Une place de Jaude noyée de monde. Comme aux plus beaux jours des titres de l’ASM. Et un froid qui glaçait les os. Par milliers, ils s’étaient rassemblés, venant des quatre coins de la ville et de bien au-delà. Que dire face à l’effroi ? Sinon affirmer ses valeurs et son refus de céder… Que faire face à la douleur ? Sinon l’affronter et communier… Nous étions le 11 janvier d’un autre hiver. Il y a six ans… Ce jour là, le photographe et éditeur clermontois Francis Debaisieux se trouvait dans la foule, un parmi les 80.000 autres…mais muni d’un appareil photo et conscient de vivre une journée à nulle autre pareille.
Une rédaction décapitée
Quatre jours plus tôt, des terroristes, les frères Chérid et Saïd Kouachi avaient pénétré dans les locaux de l’hebdomadaire Charlie Hebdo, rue Nicolas-Appert à Paris pour assassiner douze personnes. Des membres de la rédaction de l’hebdomadaire, coupables aux yeux des meurtriers d’avoir publié des caricatures de Mahomet mais aussi un policier, un membre d’une société de maintenance et le Clermontois Michel Renaud que les hasards de l’existence (mais le hasard existe-t-il ?) avait mené jusque-là, par le biais du Rendez-vous du Carnet de voyage. » J‘ai été membre bénévole du Rendez-vous du Carnet de voyage pendant huit années. A l’origine, c’est Michel Renaud, alors président, qui m’avait accueilli. Sa mort m’a donc particulièrement ému. Je me devais, dès lors, d’être présent à cette grande manifestation. Et en tant que photographe, j’ai voulu aussi garder des traces de cette journée. A mes yeux, il s’agissait également d’une forme d’hommage à toutes les victimes de cet assassinat » explique aujourd’hui Francis Debaisieux.

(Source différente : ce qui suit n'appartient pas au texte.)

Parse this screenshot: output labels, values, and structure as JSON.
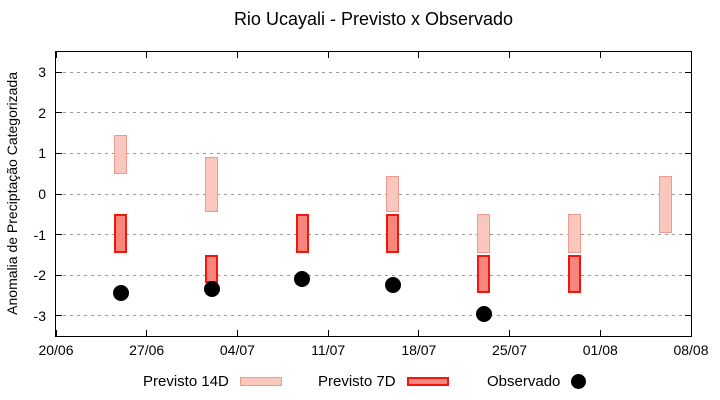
{
  "chart_data": {
    "type": "bar",
    "subtype": "range-bars-with-points",
    "title": "Rio Ucayali - Previsto x Observado",
    "ylabel": "Anomalia de Preciptação Categorizada",
    "ylim": [
      -3.5,
      3.5
    ],
    "yticks": [
      3,
      2,
      1,
      0,
      -1,
      -2,
      -3
    ],
    "xtick_labels": [
      "20/06",
      "27/06",
      "04/07",
      "11/07",
      "18/07",
      "25/07",
      "01/08",
      "08/08"
    ],
    "xtick_days": [
      0,
      7,
      14,
      21,
      28,
      35,
      42,
      49
    ],
    "x_range_days": [
      0,
      49
    ],
    "grid": "horizontal-dotted",
    "legend_position": "bottom",
    "series": [
      {
        "name": "Previsto 14D",
        "type": "bar-range",
        "fill": "#f9c7bd",
        "border": "#f09a8d",
        "border_px": 1,
        "points": [
          {
            "day": 5,
            "date": "25/06",
            "low": 0.5,
            "high": 1.45
          },
          {
            "day": 12,
            "date": "02/07",
            "low": -0.45,
            "high": 0.9
          },
          {
            "day": 26,
            "date": "16/07",
            "low": -0.45,
            "high": 0.45
          },
          {
            "day": 33,
            "date": "23/07",
            "low": -1.45,
            "high": -0.5
          },
          {
            "day": 40,
            "date": "30/07",
            "low": -1.45,
            "high": -0.5
          },
          {
            "day": 47,
            "date": "06/08",
            "low": -0.95,
            "high": 0.45
          }
        ]
      },
      {
        "name": "Previsto 7D",
        "type": "bar-range",
        "fill": "#f8867c",
        "border": "#f2160f",
        "border_px": 2,
        "points": [
          {
            "day": 5,
            "date": "25/06",
            "low": -1.45,
            "high": -0.5
          },
          {
            "day": 12,
            "date": "02/07",
            "low": -2.2,
            "high": -1.5
          },
          {
            "day": 19,
            "date": "09/07",
            "low": -1.45,
            "high": -0.5
          },
          {
            "day": 26,
            "date": "16/07",
            "low": -1.45,
            "high": -0.5
          },
          {
            "day": 33,
            "date": "23/07",
            "low": -2.45,
            "high": -1.5
          },
          {
            "day": 40,
            "date": "30/07",
            "low": -2.45,
            "high": -1.5
          }
        ]
      },
      {
        "name": "Observado",
        "type": "point",
        "color": "#000000",
        "points": [
          {
            "day": 5,
            "date": "25/06",
            "value": -2.45
          },
          {
            "day": 12,
            "date": "02/07",
            "value": -2.35
          },
          {
            "day": 19,
            "date": "09/07",
            "value": -2.1
          },
          {
            "day": 26,
            "date": "16/07",
            "value": -2.25
          },
          {
            "day": 33,
            "date": "23/07",
            "value": -2.95
          }
        ]
      }
    ]
  }
}
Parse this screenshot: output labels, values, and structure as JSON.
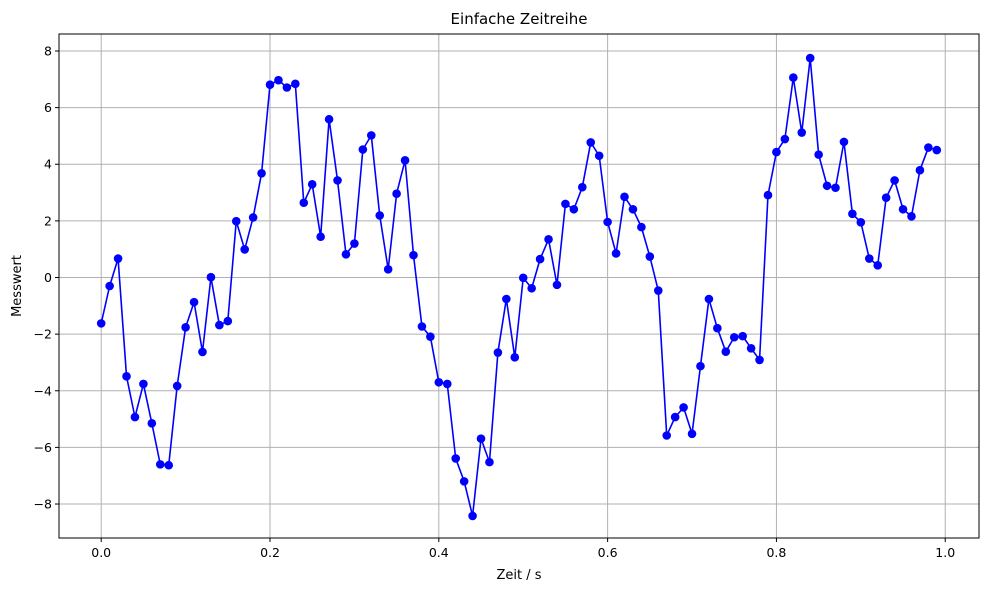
{
  "chart_data": {
    "type": "line",
    "title": "Einfache Zeitreihe",
    "xlabel": "Zeit / s",
    "ylabel": "Messwert",
    "xlim": [
      -0.05,
      1.04
    ],
    "ylim": [
      -9.2,
      8.6
    ],
    "grid": true,
    "x_ticks": [
      "0.0",
      "0.2",
      "0.4",
      "0.6",
      "0.8",
      "1.0"
    ],
    "y_ticks": [
      "−8",
      "−6",
      "−4",
      "−2",
      "0",
      "2",
      "4",
      "6",
      "8"
    ],
    "series": [
      {
        "color": "#0000ff",
        "marker": "circle",
        "x": [
          0.0,
          0.01,
          0.02,
          0.03,
          0.04,
          0.05,
          0.06,
          0.07,
          0.08,
          0.09,
          0.1,
          0.11,
          0.12,
          0.13,
          0.14,
          0.15,
          0.16,
          0.17,
          0.18,
          0.19,
          0.2,
          0.21,
          0.22,
          0.23,
          0.24,
          0.25,
          0.26,
          0.27,
          0.28,
          0.29,
          0.3,
          0.31,
          0.32,
          0.33,
          0.34,
          0.35,
          0.36,
          0.37,
          0.38,
          0.39,
          0.4,
          0.41,
          0.42,
          0.43,
          0.44,
          0.45,
          0.46,
          0.47,
          0.48,
          0.49,
          0.5,
          0.51,
          0.52,
          0.53,
          0.54,
          0.55,
          0.56,
          0.57,
          0.58,
          0.59,
          0.6,
          0.61,
          0.62,
          0.63,
          0.64,
          0.65,
          0.66,
          0.67,
          0.68,
          0.69,
          0.7,
          0.71,
          0.72,
          0.73,
          0.74,
          0.75,
          0.76,
          0.77,
          0.78,
          0.79,
          0.8,
          0.81,
          0.82,
          0.83,
          0.84,
          0.85,
          0.86,
          0.87,
          0.88,
          0.89,
          0.9,
          0.91,
          0.92,
          0.93,
          0.94,
          0.95,
          0.96,
          0.97,
          0.98,
          0.99
        ],
        "y": [
          -1.62,
          -0.3,
          0.67,
          -3.49,
          -4.93,
          -3.76,
          -5.15,
          -6.6,
          -6.63,
          -3.83,
          -1.76,
          -0.87,
          -2.63,
          0.01,
          -1.68,
          -1.54,
          1.99,
          0.99,
          2.12,
          3.68,
          6.81,
          6.97,
          6.71,
          6.84,
          2.64,
          3.29,
          1.44,
          5.59,
          3.43,
          0.82,
          1.2,
          4.52,
          5.02,
          2.19,
          0.29,
          2.96,
          4.14,
          0.79,
          -1.73,
          -2.09,
          -3.7,
          -3.76,
          -6.39,
          -7.2,
          -8.42,
          -5.69,
          -6.52,
          -2.65,
          -0.76,
          -2.82,
          -0.01,
          -0.38,
          0.65,
          1.35,
          -0.26,
          2.6,
          2.41,
          3.19,
          4.77,
          4.3,
          1.96,
          0.85,
          2.85,
          2.41,
          1.78,
          0.74,
          -0.46,
          -5.58,
          -4.93,
          -4.59,
          -5.52,
          -3.13,
          -0.76,
          -1.79,
          -2.62,
          -2.11,
          -2.07,
          -2.5,
          -2.91,
          2.91,
          4.43,
          4.89,
          7.06,
          5.12,
          7.75,
          4.34,
          3.24,
          3.17,
          4.79,
          2.25,
          1.95,
          0.67,
          0.43,
          2.82,
          3.43,
          2.41,
          2.16,
          3.79,
          4.59,
          4.5
        ]
      }
    ]
  }
}
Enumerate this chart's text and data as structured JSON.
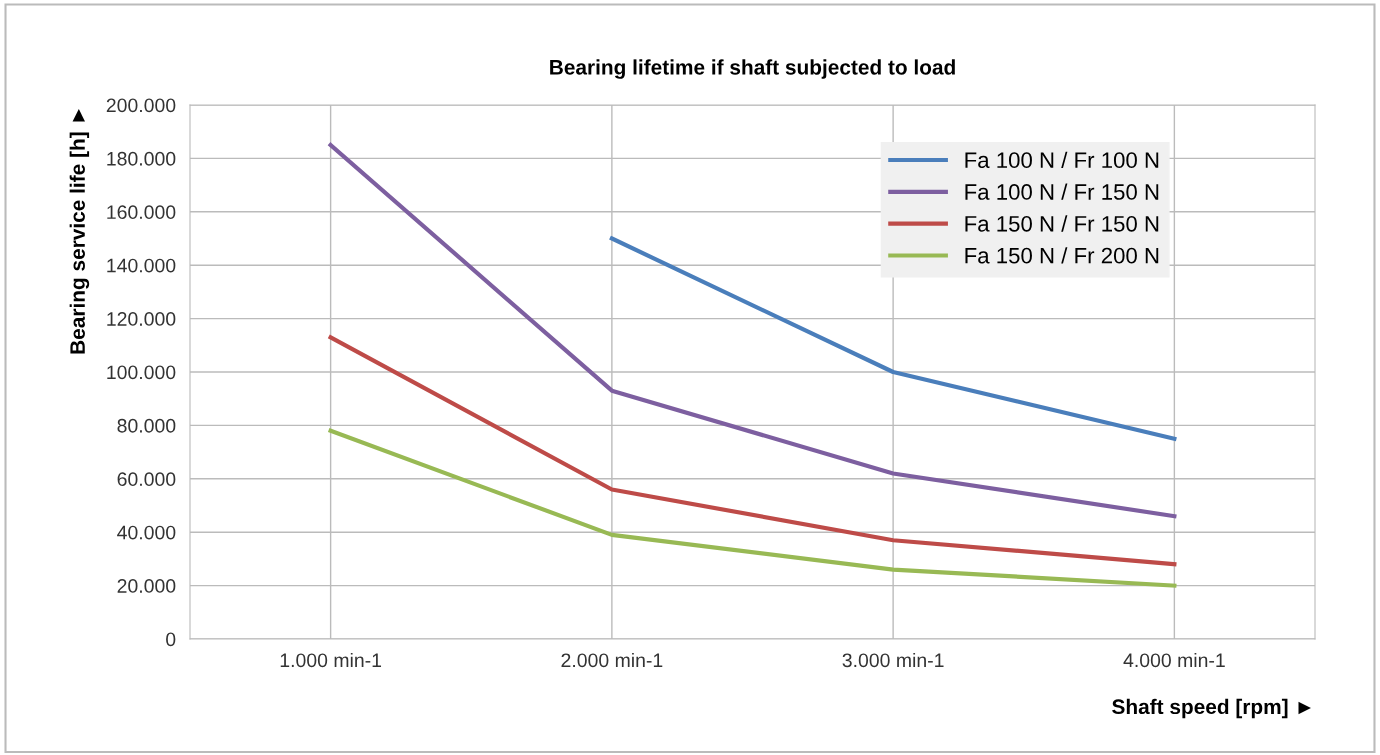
{
  "chart_data": {
    "type": "line",
    "title": "Bearing lifetime if shaft subjected to load",
    "xlabel": "Shaft speed [rpm] ►",
    "ylabel": "Bearing service life [h] ►",
    "categories": [
      "1.000 min-1",
      "2.000 min-1",
      "3.000 min-1",
      "4.000 min-1"
    ],
    "series": [
      {
        "name": "Fa 100 N / Fr 100 N",
        "color": "#4a7ebb",
        "values": [
          null,
          150000,
          100000,
          75000
        ]
      },
      {
        "name": "Fa 100 N / Fr 150 N",
        "color": "#7d5fa0",
        "values": [
          185000,
          93000,
          62000,
          46000
        ]
      },
      {
        "name": "Fa 150 N / Fr 150 N",
        "color": "#be4b48",
        "values": [
          113000,
          56000,
          37000,
          28000
        ]
      },
      {
        "name": "Fa 150 N / Fr 200 N",
        "color": "#98b954",
        "values": [
          78000,
          39000,
          26000,
          20000
        ]
      }
    ],
    "ylim": [
      0,
      200000
    ],
    "yticks": [
      {
        "value": 0,
        "label": "0"
      },
      {
        "value": 20000,
        "label": "20.000"
      },
      {
        "value": 40000,
        "label": "40.000"
      },
      {
        "value": 60000,
        "label": "60.000"
      },
      {
        "value": 80000,
        "label": "80.000"
      },
      {
        "value": 100000,
        "label": "100.000"
      },
      {
        "value": 120000,
        "label": "120.000"
      },
      {
        "value": 140000,
        "label": "140.000"
      },
      {
        "value": 160000,
        "label": "160.000"
      },
      {
        "value": 180000,
        "label": "180.000"
      },
      {
        "value": 200000,
        "label": "200.000"
      }
    ],
    "grid": true,
    "legend": "top right",
    "marker": "none",
    "line_style": "solid"
  }
}
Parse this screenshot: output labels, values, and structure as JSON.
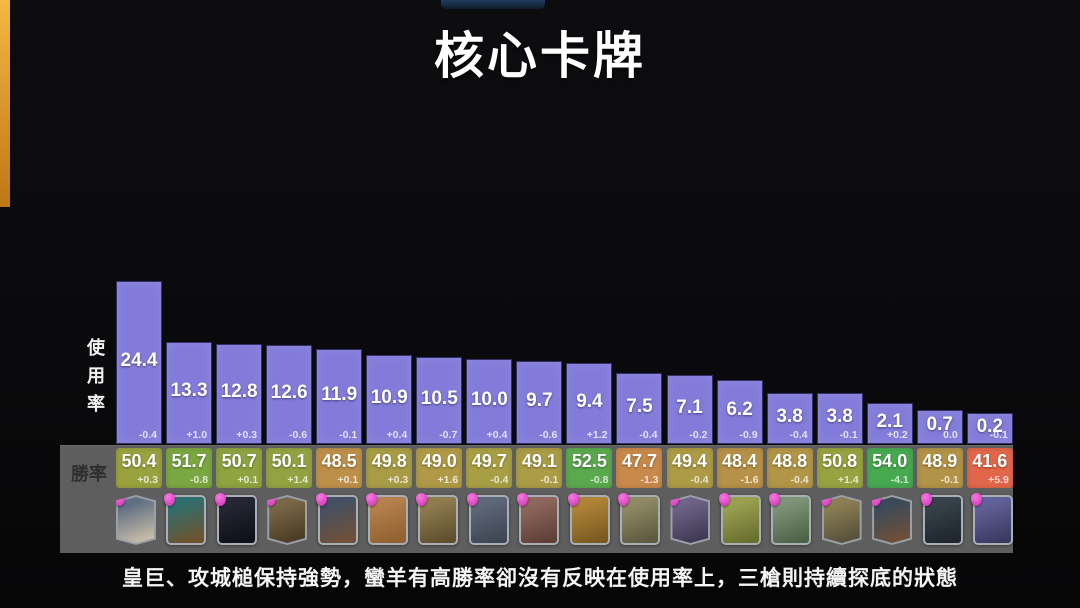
{
  "page": {
    "title": "核心卡牌",
    "caption": "皇巨、攻城槌保持強勢，蠻羊有高勝率卻沒有反映在使用率上，三槍則持續探底的狀態"
  },
  "labels": {
    "usage_axis": "使用率",
    "win_axis": "勝率"
  },
  "colors": {
    "background": "#0c0c0e",
    "bar_fill": "#837bd9",
    "bar_border": "#333067",
    "band_gray": "#5e5e5e",
    "accent_stripe_top": "#f6b844",
    "accent_stripe_bottom": "#bd7715",
    "top_sliver": "#24456e",
    "elixir_badge": "#d93cc0"
  },
  "chart_data": {
    "type": "bar",
    "title": "核心卡牌",
    "ylabel": "使用率",
    "row_label": "勝率",
    "grid": false,
    "legend_position": "none",
    "ylim": [
      0,
      25
    ],
    "categories": [
      "card-01",
      "card-02",
      "card-03",
      "card-04",
      "card-05",
      "card-06",
      "card-07",
      "card-08",
      "card-09",
      "card-10",
      "card-11",
      "card-12",
      "card-13",
      "card-14",
      "card-15",
      "card-16",
      "card-17",
      "card-18"
    ],
    "usage": {
      "values": [
        24.4,
        13.3,
        12.8,
        12.6,
        11.9,
        10.9,
        10.5,
        10.0,
        9.7,
        9.4,
        7.5,
        7.1,
        6.2,
        3.8,
        3.8,
        2.1,
        0.7,
        0.2
      ],
      "change": [
        "-0.4",
        "+1.0",
        "+0.3",
        "-0.6",
        "-0.1",
        "+0.4",
        "-0.7",
        "+0.4",
        "-0.6",
        "+1.2",
        "-0.4",
        "-0.2",
        "-0.9",
        "-0.4",
        "-0.1",
        "+0.2",
        "0.0",
        "-0.1"
      ]
    },
    "win_rate": {
      "values": [
        "50.4",
        "51.7",
        "50.7",
        "50.1",
        "48.5",
        "49.8",
        "49.0",
        "49.7",
        "49.1",
        "52.5",
        "47.7",
        "49.4",
        "48.4",
        "48.8",
        "50.8",
        "54.0",
        "48.9",
        "41.6"
      ],
      "change": [
        "+0.3",
        "-0.8",
        "+0.1",
        "+1.4",
        "+0.1",
        "+0.3",
        "+1.6",
        "-0.4",
        "-0.1",
        "-0.8",
        "-1.3",
        "-0.4",
        "-1.6",
        "-0.4",
        "+1.4",
        "-4.1",
        "-0.1",
        "+5.9"
      ],
      "tile_colors": [
        "#9aa23f",
        "#7aa742",
        "#8fa341",
        "#93a342",
        "#bd9049",
        "#a89d46",
        "#b09a47",
        "#a89f45",
        "#ab9c46",
        "#5ba94e",
        "#c9894a",
        "#ad9b46",
        "#b79147",
        "#b29647",
        "#97a341",
        "#47a950",
        "#b39347",
        "#e2674a"
      ]
    }
  },
  "cards": [
    {
      "frame": "champion",
      "art": [
        "#5f6f82",
        "#c9bca9"
      ]
    },
    {
      "frame": "normal",
      "art": [
        "#2f6e6e",
        "#6e532f"
      ]
    },
    {
      "frame": "normal",
      "art": [
        "#262734",
        "#101018"
      ]
    },
    {
      "frame": "champion",
      "art": [
        "#7a6847",
        "#4a3b25"
      ]
    },
    {
      "frame": "normal",
      "art": [
        "#445062",
        "#70503a"
      ]
    },
    {
      "frame": "normal",
      "art": [
        "#b5804e",
        "#93602f"
      ]
    },
    {
      "frame": "normal",
      "art": [
        "#8f7c4f",
        "#5f4f2f"
      ]
    },
    {
      "frame": "normal",
      "art": [
        "#5f6878",
        "#3f4654"
      ]
    },
    {
      "frame": "normal",
      "art": [
        "#8f675c",
        "#5f4038"
      ]
    },
    {
      "frame": "normal",
      "art": [
        "#b08437",
        "#7a5a22"
      ]
    },
    {
      "frame": "normal",
      "art": [
        "#8f8a65",
        "#5f5a40"
      ]
    },
    {
      "frame": "champion",
      "art": [
        "#6f6488",
        "#3f3852"
      ]
    },
    {
      "frame": "normal",
      "art": [
        "#9aa050",
        "#6a7030"
      ]
    },
    {
      "frame": "normal",
      "art": [
        "#7f9379",
        "#4f6349"
      ]
    },
    {
      "frame": "champion",
      "art": [
        "#8d7f54",
        "#55503a"
      ]
    },
    {
      "frame": "champion",
      "art": [
        "#3a4a5a",
        "#6f4f38"
      ]
    },
    {
      "frame": "normal",
      "art": [
        "#37424a",
        "#1f262c"
      ]
    },
    {
      "frame": "normal",
      "art": [
        "#62629a",
        "#3a3a62"
      ]
    }
  ]
}
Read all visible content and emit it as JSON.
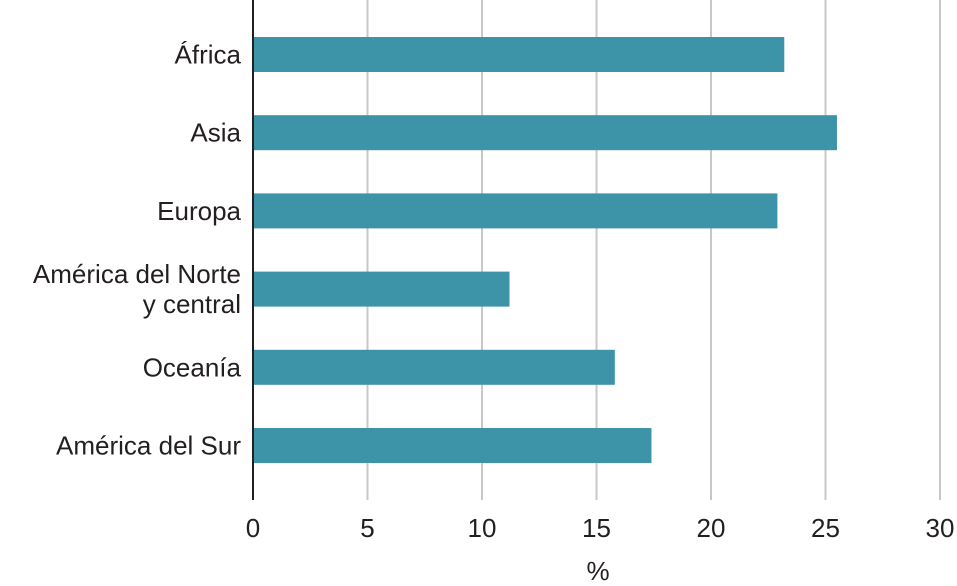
{
  "chart_data": {
    "type": "bar",
    "orientation": "horizontal",
    "title": "",
    "xlabel": "%",
    "ylabel": "",
    "categories": [
      [
        "África"
      ],
      [
        "Asia"
      ],
      [
        "Europa"
      ],
      [
        "América del Norte",
        "y central"
      ],
      [
        "Oceanía"
      ],
      [
        "América del Sur"
      ]
    ],
    "values": [
      23.2,
      25.5,
      22.9,
      11.2,
      15.8,
      17.4
    ],
    "xlim": [
      0,
      30
    ],
    "xticks": [
      "0",
      "5",
      "10",
      "15",
      "20",
      "25",
      "30"
    ],
    "grid": true,
    "colors": {
      "bar": "#3d93a8",
      "grid": "#c8c8c8",
      "axis": "#231f20"
    }
  }
}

Des images et une exposition
A Clermont, ce 10 janvier, la foule a inondé les rues, se déplaçant lentement vers l’avenue des Etats-Unis, puis la place Delille, pour rejoindre pas à pas, peu à peu, la place du 1er mai et le parvis de Polydôme où des gerbes ont été déposées. Michel Renaud, sans doute, était dans les esprits. Et au-delà, pour tous, l’horreur du terrorisme, du sang et de la barbarie la plus infâme… Une réaction digne face à un meurtre lâche. Quant aux photos saisies par Francis Debaisieux, tout au long de ce cortège douloureux, elles ont fait ensuite l’objet d’une exposition. « Anne-Sophie Simonet a écrit des textes en lien avec les images et nous avons structuré l’exposition ensemble. Elle a circulé pendant trois ans dans des collèges, des lycées et des écoles avec le concours de l’académie » précise le photographe.
Dix mois plus tard, dans la nuit du 13 novembre, ce serait l’horreur du Bataclan et les attaques simultanées perpétrées à Paris: 130 vies supprimées. Et le 14 juillet 2016, l’attentat de Nice et ses 86 morts. Depuis, la trop longue liste des victimes s’est poursuivie. Le 11 janvier 2015 paraît lointain, pourtant la menace rôde encore et toujours.